Evitam adentrar em ruas estreitas, com difícil possibilidade de manobra e retorno. Segundo os motoristas de táxi, esses locais limitam a auto mobilidade, dificultando a possibilidade de reações protetoras. Referem que se sentem muito vigiados pelos moradores e entendem que aumenta a exposição do risco e a gravidade dos efeitos.

“O colega foi assassinado quando foi levar um cliente dele no bairro da Mata Escura, e lá dizem que um sujeito entrou no táxi quando o cliente saiu. Depois disso, só encontraram o colega morto” (E.V., 44, anos, taxista auxiliar).

As corridas para áreas consideradas de risco, quando aceitas, devem ser no horário entre às 7:00 às 17:00 horas, quando o passageiro é morador daquele bairro, portanto conhecido pela vizinhança, condição que protege o taxista como uma espécie de senha para entrar e circular naquela área. Em alguns destinos, negociam levar o passageiro até a avenida principal.

Rastreiam as ruas com olhar minucioso dos espaços por onde percorre, observando as pessoas, o movimento, os acontecimentos, as mudanças de cenários, os detalhes de cenas, agregando informações que possam mapear a área como conhecida, trafegável, segura, confiável.

“Peguei um passageiro em Brotas que pediu a corrida para o Nordeste de Amaralina. Não costumo rodar muito por aquela área, aí a gente vai cabreiro [com receio]. Fico conversando com o passageiro para conhecer melhor a pessoa, mas não posso perder de vista nada da área. Tem gente com arma em punho em dia tamanho [durante o dia]. Não dá pra cochilar não. (N.E., 56 anos, taxista).

Recusam corridas para determinadas localidades em horários noturnos e madrugada. Explicam que existem lugares que modificam entre dia e noite, tornando área de risco.
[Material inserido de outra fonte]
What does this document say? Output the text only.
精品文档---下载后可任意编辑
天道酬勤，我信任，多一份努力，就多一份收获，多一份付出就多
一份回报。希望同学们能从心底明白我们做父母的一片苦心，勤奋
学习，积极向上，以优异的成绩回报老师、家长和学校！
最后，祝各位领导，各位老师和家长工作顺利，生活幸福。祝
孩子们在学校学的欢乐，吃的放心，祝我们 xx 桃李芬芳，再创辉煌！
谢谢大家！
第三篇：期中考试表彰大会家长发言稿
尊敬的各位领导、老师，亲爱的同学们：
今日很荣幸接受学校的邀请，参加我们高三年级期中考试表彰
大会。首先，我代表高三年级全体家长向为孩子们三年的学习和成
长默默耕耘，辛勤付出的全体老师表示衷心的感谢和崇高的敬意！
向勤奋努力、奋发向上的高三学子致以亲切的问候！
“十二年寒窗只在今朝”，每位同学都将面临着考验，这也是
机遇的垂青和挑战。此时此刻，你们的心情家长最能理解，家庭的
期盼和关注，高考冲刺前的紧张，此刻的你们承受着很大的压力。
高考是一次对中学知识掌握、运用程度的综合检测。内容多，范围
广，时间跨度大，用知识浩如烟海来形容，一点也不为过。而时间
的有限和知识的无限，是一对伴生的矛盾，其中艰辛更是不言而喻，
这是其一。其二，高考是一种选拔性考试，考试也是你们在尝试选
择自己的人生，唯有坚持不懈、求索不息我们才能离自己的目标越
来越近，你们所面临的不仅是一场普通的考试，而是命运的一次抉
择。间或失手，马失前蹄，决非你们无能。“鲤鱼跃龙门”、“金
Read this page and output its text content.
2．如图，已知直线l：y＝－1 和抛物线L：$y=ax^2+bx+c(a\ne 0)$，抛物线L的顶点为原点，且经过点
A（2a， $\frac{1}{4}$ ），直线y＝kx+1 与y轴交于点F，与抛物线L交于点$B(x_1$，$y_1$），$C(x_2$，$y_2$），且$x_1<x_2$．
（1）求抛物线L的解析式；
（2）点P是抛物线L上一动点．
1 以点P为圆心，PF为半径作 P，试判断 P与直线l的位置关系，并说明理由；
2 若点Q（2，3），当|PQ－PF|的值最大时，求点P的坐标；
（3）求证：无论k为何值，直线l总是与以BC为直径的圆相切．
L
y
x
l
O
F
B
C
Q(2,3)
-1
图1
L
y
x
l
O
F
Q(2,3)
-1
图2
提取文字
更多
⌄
Como exemplo, há o bairro do Comércio, que durante o dia é bastante frequentado e movimentado, e à noite a população e os hábitos se modificam, tornando- se lugar de risco de violência. “Durante o dia a gente roda pela cidade, mesmo nos

bairros perigosos, mas à noite nem pensar” (M.J., 56 anos, taxista).

“Faço ponto ali na Avenida Estados Unidos [bairro do Comércio], durante o dia, mas a noite só vou lá se algum cliente me chamar ou para levar. Pegar passageiro de lá é perigoso, mas só a noite durante o dia é beleza! (J.G., 45 anos, auxiliar).

Os taxistas adotam área circunscrita para atuação. Explicam que circular em áreas conhecidas amplia a chance de detectar situações suspeitas. Definem território de atuação a partir de potencial mercadológico e proteção. A proteção parece estar agregada ao conhecimento adquirido do lugar, possibilitando acessar rede de apoio e conquista de clientela. Eles evitam sair desse território, explicando que quanto maior é a distância da área, mais eleva a sensação de insegurança, pois adentram locais que não possuem o conhecimento necessário para identificar fatores de risco. Quando a corrida se distancia desse território, aumenta a margem de lucratividade, mas também o risco de vitimização. Após a corrida, o taxista costuma retornar para o território.

“Um dia uma mulher no Iguatemi pegou o táxi e disse que era para Cajazeira. Aceitei. Quando chegou lá ela mudou o endereço entrou por uma rua perigosa. Comecei a ver que era arriscado, mas continuei. Ela pediu para parar perto de uma casa de esquina, desceu e disse que ia buscar um filho que era deficiente. Ela não voltou. Quem chegou foram dois homens tomaram o carro e me levaram para a BR324 e lá me deixaram. Não dá pra confiar” (C.G., 55, anos, taxista).

No momento de saída ou circulação em área considerada hostil, é recomendado manter os vidros fechados do carro, portas travadas, andar em velocidade que não chame a atenção, evitar buzinar, parar somente quando não houver outra possibilidade,

permitir passagem a pessoas da comunidade, evitar olhar para dentro de casas, bares, não parar para fazer perguntas, ficar atento a todo o movimento no entorno, dentre outras precauções.

“Levar uma pessoa conhecida ou até que a gente não conheça, a gente leva. Mas quando chega lá no bairro “boca quente” [perigoso] aí é sair de fininho, pra não ser visto. E pedir a Deus pra sair logo” (J.R., 27 anos, taxista).